Science Editor
For the minority of lung cancer sufferers that do respond to the EGFR kinase inhibitor erlotinib (Tarceva, OSI/Genentech), the results can be dramatic - for a time.
"No one is cured," Pasi Janne told BioWorld Today. "Every patient that has a dramatic response . . . will eventually relapse."
The reason, he said, is that the development of kinase inhibitors predates a thorough understanding of how they do what they do. Erlotinib as well as gefitinib (Iressa, AstraZeneca plc) were developed in the 1990s; Janne pinpointed 2004 as the year that an understanding of kinase mutations was reached, and the major resistance mutation - T790M, which is responsible for about half of all resistance cases - was identified in 2005.
What that means is that anti-EGFR kinase drugs "were never optimized" in terms of their binding characteristics, Janne said. And as a result, compounds that are now in clinical development against resistance mutations are "quite poor" at inhibiting them.
In the joint Dec. 24/Dec. 31, 2009, issue of Nature, Janne and his colleagues reported that by using a different chemical backbone than what Iressa and Tarceva have, they were able to develop two compounds that are effective against resistant EGFR kinases, while only weakly binding wild-type EGFR - a binding profile that the researchers hope will lead to less toxicity in the clinic.
As with Gleevec (imatinib, Novartis) and the bcr-abl kinase, Iressa and Tarceva prevent binding of energy-providing ATP to the EGFR kinase. But the mutations that render the drugs ineffective are different in each case. While bcr-abl mutations by and large leave Gleevec unable to bind, EGFR kinase mutations allow EGFR kinase to bind ATP even while bound to drugs.
In their work, senior author Janne, who is assistant professor of medicine at Harvard Medical School's Dana Farber Cancer Institute, and his team focused on finding a drug that not only prevented mutated EGFR kinase from binding ATP, but that did not bind to wild-type EGFR. "We specifically focused on drugs that inhibit the resistance mutations," Janne said. The most effective compound they identified, WZ4002, bound to resistance mutations 30 to 100 times more strongly than inhibitors with a quinazoline backbone. But it also bound to wild-type EGFR 100 times more weakly than such inhibitors.
The team first synthesized a series of compounds that were made up of a kinase inhibitor core with side chains that computer modeling predicted would inhibit mutant EGFR kinase. They then screened the two compounds with the greatest selectivity for mutated EGFR kinases, WZ3146 and WZ4002, against multiple kinases to study their selectivity. WZ4002 was further tested in animals, where it inhibited the growth of xenografted lung tumors.

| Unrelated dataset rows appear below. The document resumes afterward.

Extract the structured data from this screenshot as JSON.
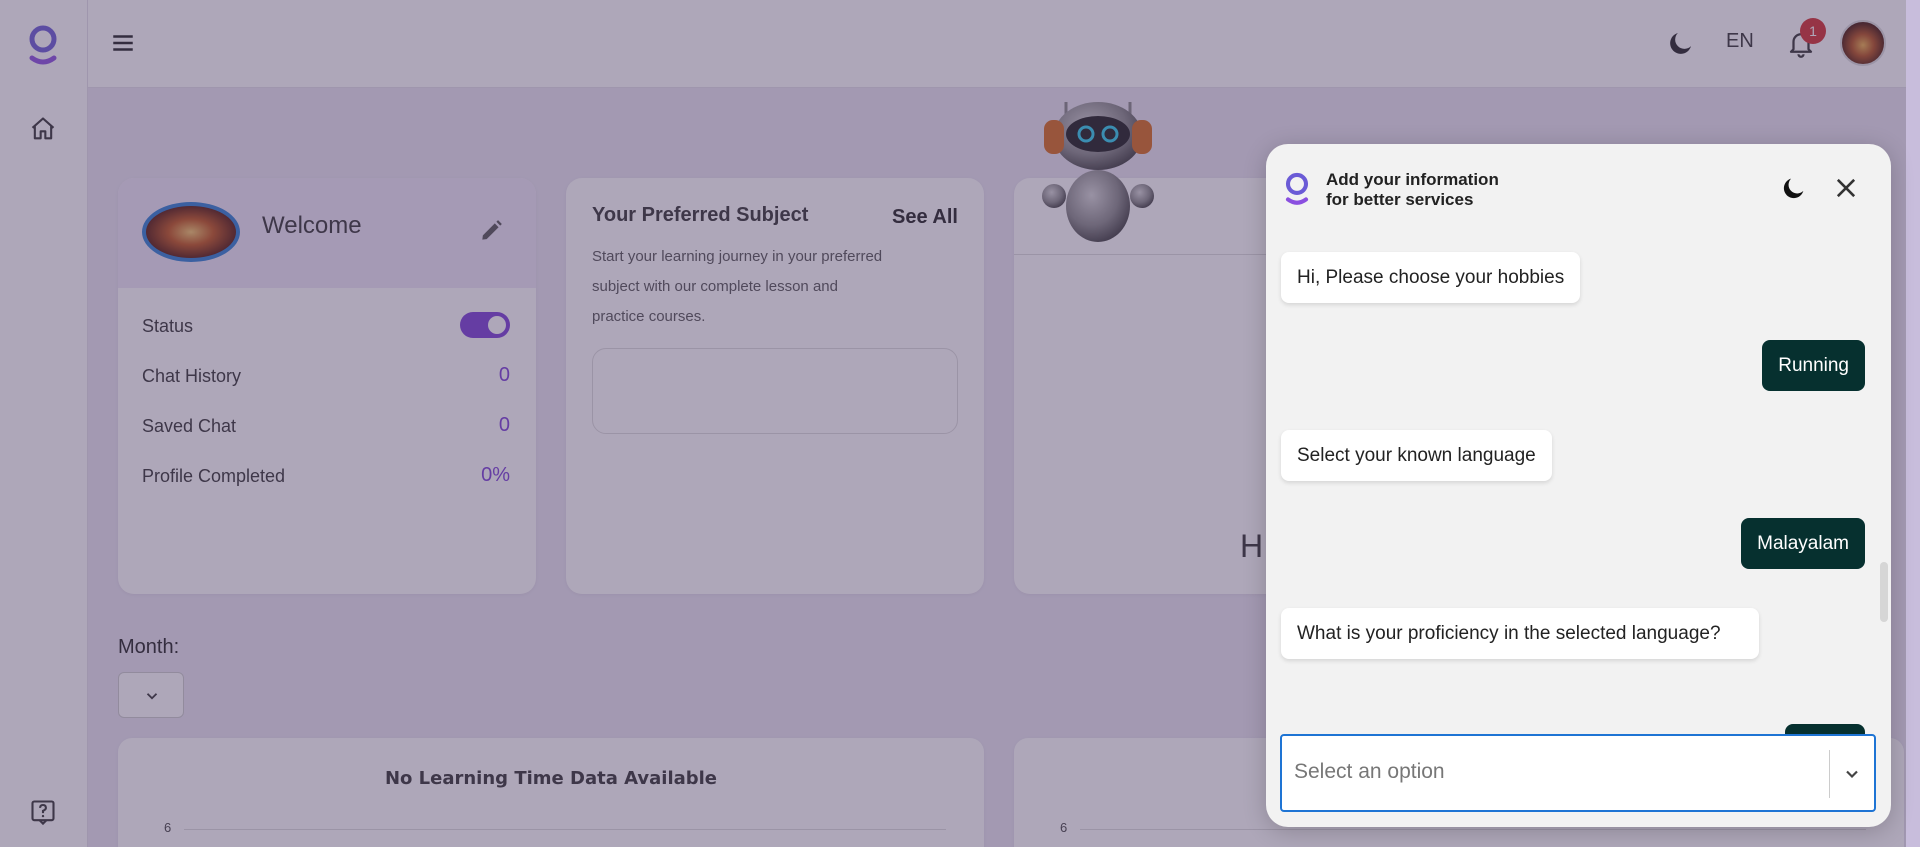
{
  "header": {
    "language": "EN",
    "notification_count": "1"
  },
  "welcome": {
    "title": "Welcome",
    "stats": [
      {
        "label": "Status"
      },
      {
        "label": "Chat History",
        "value": "0"
      },
      {
        "label": "Saved Chat",
        "value": "0"
      },
      {
        "label": "Profile Completed",
        "value": "0%"
      }
    ]
  },
  "subject": {
    "title": "Your Preferred Subject",
    "see_all": "See All",
    "description": "Start your learning journey in your preferred subject with our complete lesson and practice courses."
  },
  "third_card": {
    "partial_text": "H"
  },
  "month": {
    "label": "Month:"
  },
  "charts": [
    {
      "title": "No Learning Time Data Available",
      "ytick": "6"
    },
    {
      "title": "",
      "ytick": "6"
    }
  ],
  "chat": {
    "title_line1": "Add your information",
    "title_line2": "for better services",
    "messages": [
      {
        "from": "bot",
        "text": "Hi, Please choose your hobbies"
      },
      {
        "from": "user",
        "text": "Running"
      },
      {
        "from": "bot",
        "text": "Select your known language"
      },
      {
        "from": "user",
        "text": "Malayalam"
      },
      {
        "from": "bot",
        "text": "What is your proficiency in the selected language?"
      }
    ],
    "select_placeholder": "Select an option"
  },
  "colors": {
    "accent": "#7b3fd8",
    "user_bubble": "#06302f",
    "badge": "#d32f2f",
    "focus_border": "#1e74d4"
  }
}
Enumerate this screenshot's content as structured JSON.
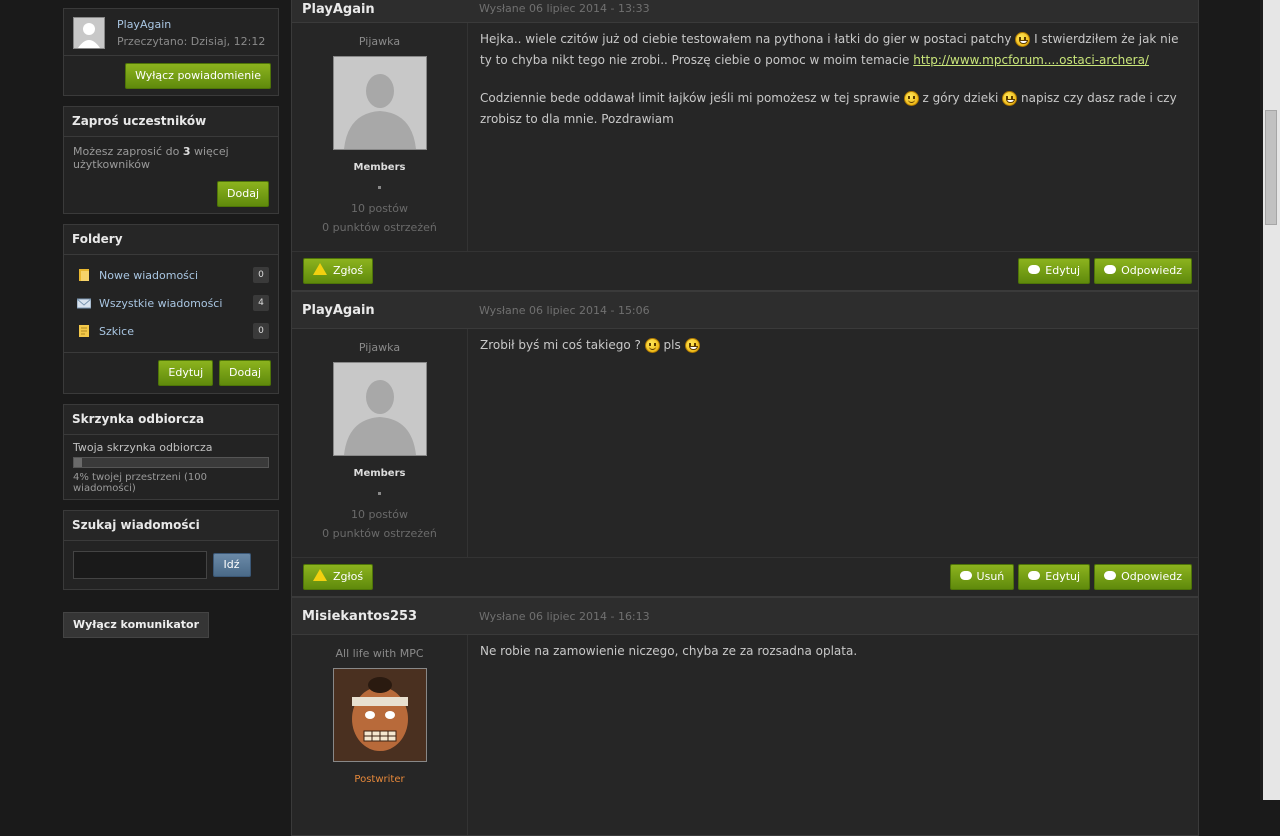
{
  "notify_box": {
    "user": "PlayAgain",
    "read": "Przeczytano: Dzisiaj, 12:12",
    "button": "Wyłącz powiadomienie"
  },
  "invite": {
    "title": "Zaproś uczestników",
    "text_before": "Możesz zaprosić do ",
    "count": "3",
    "text_after": " więcej użytkowników",
    "button": "Dodaj"
  },
  "folders": {
    "title": "Foldery",
    "items": [
      {
        "label": "Nowe wiadomości",
        "count": "0",
        "icon": "folder-new-icon"
      },
      {
        "label": "Wszystkie wiadomości",
        "count": "4",
        "icon": "envelope-icon"
      },
      {
        "label": "Szkice",
        "count": "0",
        "icon": "draft-icon"
      }
    ],
    "edit_button": "Edytuj",
    "add_button": "Dodaj"
  },
  "inbox": {
    "title": "Skrzynka odbiorcza",
    "label": "Twoja skrzynka odbiorcza",
    "usage": "4% twojej przestrzeni (100 wiadomości)",
    "usage_fraction": 0.04
  },
  "search": {
    "title": "Szukaj wiadomości",
    "value": "",
    "button": "Idź"
  },
  "messenger_button": "Wyłącz komunikator",
  "posts": [
    {
      "author": "PlayAgain",
      "date": "Wysłane 06 lipiec 2014 - 13:33",
      "user_title": "Pijawka",
      "group": "Members",
      "posts_count": "10 postów",
      "warnings": "0 punktów ostrzeżeń",
      "p1_a": "Hejka.. wiele czitów już od ciebie testowałem na pythona i łatki do gier w postaci patchy ",
      "p1_b": " I stwierdziłem że jak nie ty to chyba nikt tego nie zrobi.. Proszę ciebie o pomoc w moim temacie ",
      "p1_link": "http://www.mpcforum....ostaci-archera/",
      "p2_a": "Codziennie bede oddawał limit łajków jeśli mi pomożesz w tej sprawie ",
      "p2_b": " z góry dzieki ",
      "p2_c": " napisz czy dasz rade i czy zrobisz to dla mnie. Pozdrawiam",
      "report": "Zgłoś",
      "edit": "Edytuj",
      "reply": "Odpowiedz"
    },
    {
      "author": "PlayAgain",
      "date": "Wysłane 06 lipiec 2014 - 15:06",
      "user_title": "Pijawka",
      "group": "Members",
      "posts_count": "10 postów",
      "warnings": "0 punktów ostrzeżeń",
      "p1_a": "Zrobił byś mi coś takiego ? ",
      "p1_b": "  pls ",
      "report": "Zgłoś",
      "delete": "Usuń",
      "edit": "Edytuj",
      "reply": "Odpowiedz"
    },
    {
      "author": "Misiekantos253",
      "date": "Wysłane 06 lipiec 2014 - 16:13",
      "user_title": "All life with MPC",
      "group": "Postwriter",
      "p1": "Ne robie na zamowienie niczego, chyba ze za rozsadna oplata."
    }
  ]
}
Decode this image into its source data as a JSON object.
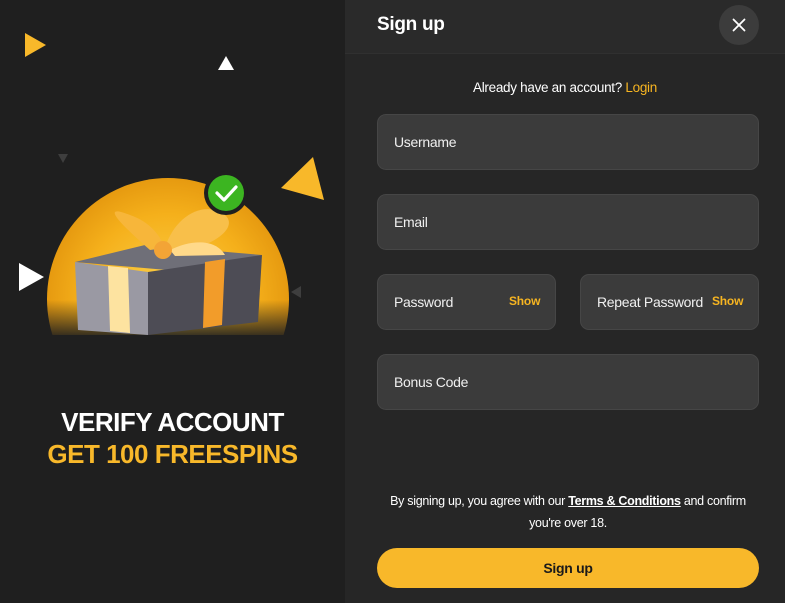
{
  "colors": {
    "accent": "#f8b82a",
    "success": "#3cb521",
    "field_bg": "#3b3b3b",
    "panel_bg": "#262626"
  },
  "promo": {
    "line1": "VERIFY ACCOUNT",
    "line2": "GET 100 FREESPINS"
  },
  "form": {
    "title": "Sign up",
    "close_icon": "close-icon",
    "already_text": "Already have an account?",
    "login_link": "Login",
    "username_placeholder": "Username",
    "email_placeholder": "Email",
    "password_placeholder": "Password",
    "password_show": "Show",
    "repeat_password_placeholder": "Repeat Password",
    "repeat_password_show": "Show",
    "bonus_placeholder": "Bonus Code",
    "terms_prefix": "By signing up, you agree with our",
    "terms_link": "Terms & Conditions",
    "terms_suffix": "and confirm you're over 18.",
    "submit_label": "Sign up"
  }
}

Janne said his hope is to get the new compounds into clinical trials "as quickly as possible." To further that goal, the compounds have been licensed to start-up Gatekeeper Pharmaceuticals. Gatekeeper, which was founded in April and expects to secure funding shortly, hopes to have the compound in the clinic within 18 months; Gatekeeper President and CEO John Chant told BioWorld Today that Gatekeeper "would like to partner with a pharmaceutical company" to achieve that goal.
Janne noted that even if the new compounds live up to their early promise as they move through development, they are still not cures. He believes that a single agent is unlikely to ever be such a cure: "Cancers are malleable," he said. "If you suppress one pathway hard enough, something else will crop up."
What might be possible, he added, is to develop a cocktail of drugs that simultaneously cuts off alternate routes of escape. Such cocktails might ultimately provide a win against cancer, instead of the prolonged stalemate that even the best kinase inhibitors currently achieve. "But you have to take it one step at a time."